Chegamos à sala de reuniões. O burburinho entre os funcionários era palpável, cada um comentando algo que tinha ouvido.
O antigo CEO entrou na sala com um sorriso cansado, mas orgulhoso, cumprimentando os funcionários um a um.
— Bom dia a todos — começou, a voz firme, mas carregada de emoção. — Hoje é um dia especial. Depois de anos construindo e guiando esta empresa, chegou a hora de passar o bastão.
Ele olhou ao redor, os olhos encontrando cada rosto conhecido.

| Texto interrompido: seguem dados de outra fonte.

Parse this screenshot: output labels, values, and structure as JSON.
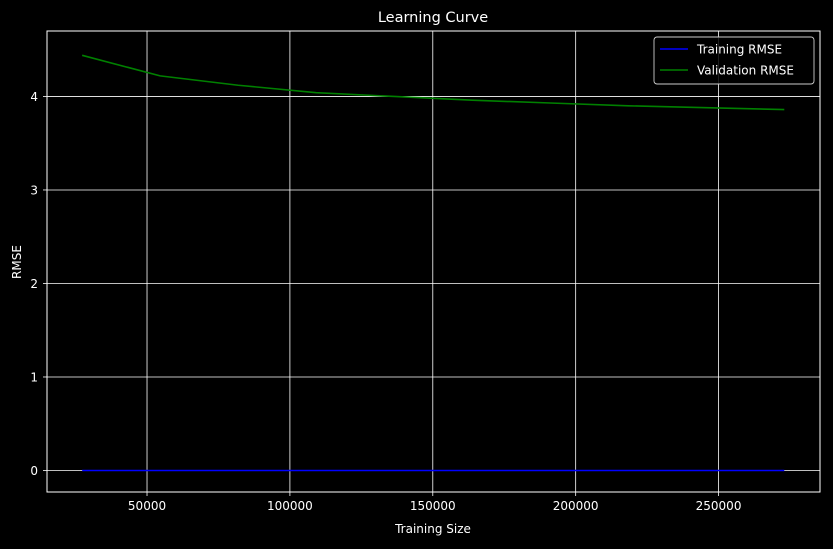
{
  "chart_data": {
    "type": "line",
    "title": "Learning Curve",
    "xlabel": "Training Size",
    "ylabel": "RMSE",
    "xlim": [
      15000,
      285500
    ],
    "ylim": [
      -0.23,
      4.7
    ],
    "xticks": [
      50000,
      100000,
      150000,
      200000,
      250000
    ],
    "xtick_labels": [
      "50000",
      "100000",
      "150000",
      "200000",
      "250000"
    ],
    "yticks": [
      0,
      1,
      2,
      3,
      4
    ],
    "ytick_labels": [
      "0",
      "1",
      "2",
      "3",
      "4"
    ],
    "grid": true,
    "legend_position": "top-right",
    "series": [
      {
        "name": "Training RMSE",
        "color": "#0000ff",
        "x": [
          27300,
          54600,
          81900,
          109200,
          136500,
          163800,
          191100,
          218400,
          245700,
          273000
        ],
        "y": [
          0,
          0,
          0,
          0,
          0,
          0,
          0,
          0,
          0,
          0
        ]
      },
      {
        "name": "Validation RMSE",
        "color": "#008000",
        "x": [
          27300,
          54600,
          81900,
          109200,
          136500,
          163800,
          191100,
          218400,
          245700,
          273000
        ],
        "y": [
          4.44,
          4.22,
          4.12,
          4.04,
          4.0,
          3.96,
          3.93,
          3.9,
          3.88,
          3.86
        ]
      }
    ]
  }
}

—— Meu filho, Arthur, assumirá como CEO. Ele comprou de volta parte da empresa. É capaz, determinado e sabe o que quer. Confio que todos o receberão com o mesmo respeito e dedicação que sempre me ofereceram. Estou certo de que continuará levando a empresa a novos patamares.
Alguns funcionários trocaram olhares curiosos; o nome ainda soava misterioso para todos.
— E Helena — continuou, com um sorriso gentil voltado para mim — você acompanhará meu filho de perto, ajudando-o como sua assistente. Sei que fará um excelente trabalho.
A sala murmurou surpreso, e eu apenas balancei a cabeça, tentando disfarçar a mistura de ansiedade e curiosidade.
— Vamos dar as boas-vindas ao futuro — concluiu ele, assentindo para Arthur que esperava discretamente à porta, antes de se despedir e deixar a sala, com passos firmes, enquanto todos se preparavam para conhecer o novo CEO.
O burburinho cessou quando a porta se abriu lentamente.
E lá estava ele. Alto, imponente, olhos claros que pareciam atravessar a sala, cada passo calculado, postura perfeita. O mesmo homem que eu não podia esquecer, que queimou minha memória na noite passada, estava ali, à frente de todos, com uma autoridade natural que fazia o ar tremer.
Meu coração disparou. A ressaca, o cansaço e a lembrança impossível da noite passada se misturavam, queimando por dentro.
Arthur Vasconcelos. Meu novo chefe. Meu inesperado destino.
E ele me olhou… como se também lembrasse.
Silêncio absoluto. Inferno ou paraíso? Eu ainda não sabia.